Es fällt heute ziemlich schwer, Kevin Gilbrides Offense in irgendeine Schublade zu stecken. Es steckt auf jeden Fall noch ein großes Stück Run-and-Shoot drin, aber ohne Rücksicht auf Verluste setzt Gilbride jedes Spiel über auch auf das Running-Game. Das hat er zum Teil sicherlich auch aus der Run-and-Shoot, denn dort war jeder Spielzug so angelegt, daß ein Laufspielzug immer so aussieht wie ein Paßspielzug und umgekehrt. Aber seine Laufspielzüge sind dann doch andere als die alten Läufe aus 4-WR-Sets. In diesem Sinne wird Gilbride sicher einiges aus Pittsburgh mitgenommen haben und, noch viel sicherer, wird er eine ordentliche Dosis von Coughlin eingehämmert bekommen haben. Schließlich kommt Coughlin aus der alten 80er-Jahre Bill-Parcells-Schule. Leider steht Gilbride nicht so im Rampenlicht, daß es viel Literatur über ihn gäbe oder daß er ständig von Kameras und Mikrofonen umzingelt wäre. Charakteristisch ist vor allem, daß die G-Men unter Gilbride eine der wenigen Mannschaften sind, die eine große Portion vertikales Paßspiel (à la Mike Martz´ Rams) in ihrem Arsenal haben, während die meisten Mannschaften hauptsächlich auf kurze Timing-Routen setzen, was alles mehr oder weniger eine Weiterentwicklung der Bill-Walsh-/West-Coast-Offense ist.

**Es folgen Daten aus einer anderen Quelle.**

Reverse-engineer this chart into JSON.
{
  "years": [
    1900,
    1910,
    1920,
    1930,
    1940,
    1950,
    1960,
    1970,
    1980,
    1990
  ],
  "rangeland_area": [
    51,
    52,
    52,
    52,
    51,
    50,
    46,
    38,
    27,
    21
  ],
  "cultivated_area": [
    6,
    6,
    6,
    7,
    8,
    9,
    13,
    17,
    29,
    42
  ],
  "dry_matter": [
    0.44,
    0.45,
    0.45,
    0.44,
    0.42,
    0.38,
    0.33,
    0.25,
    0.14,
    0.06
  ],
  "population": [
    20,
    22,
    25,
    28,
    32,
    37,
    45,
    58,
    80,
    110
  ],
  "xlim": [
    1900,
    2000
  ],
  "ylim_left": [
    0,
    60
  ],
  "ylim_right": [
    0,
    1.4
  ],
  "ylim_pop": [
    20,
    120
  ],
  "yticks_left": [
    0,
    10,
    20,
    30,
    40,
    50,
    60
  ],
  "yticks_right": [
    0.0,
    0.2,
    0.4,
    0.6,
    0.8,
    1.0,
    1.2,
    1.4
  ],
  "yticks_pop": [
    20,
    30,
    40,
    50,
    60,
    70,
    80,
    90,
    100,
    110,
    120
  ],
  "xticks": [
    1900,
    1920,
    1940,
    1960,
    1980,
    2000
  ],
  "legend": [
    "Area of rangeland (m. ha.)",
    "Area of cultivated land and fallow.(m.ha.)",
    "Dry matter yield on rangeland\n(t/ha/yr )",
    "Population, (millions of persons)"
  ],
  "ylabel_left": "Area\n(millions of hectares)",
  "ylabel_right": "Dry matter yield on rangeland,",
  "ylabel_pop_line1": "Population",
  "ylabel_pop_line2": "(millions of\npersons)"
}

Trotz seiner Erfolge und seiner vielfältigen Erfahrungen in den verschiedensten Umfeldern mit den verschiedensten Trainern hat sich auch nach dem letzten Super Bowl Sieg über die New England Patriots keine trainerlose Mannschaft bei ihm gemeldet, er hatte nicht mal eine Anfrage für einen Head-Coaching-Job. (Sein Sohn dagegen, Kevin Gilbride, Jr. wurde gerade vom Quality Control Assistant zum Wide Receivers Coach befördert, nachdem die Giants anderen Teams untersagt haben, mit ihm in Kontakt zu treten.) Am Ende werden alle Beteiligten von Coughlin bis Manning froh sein, daß Kevin Gilbride weiterhin im Big Apple bleibt – wenn auch nur in der zweiten Reihe.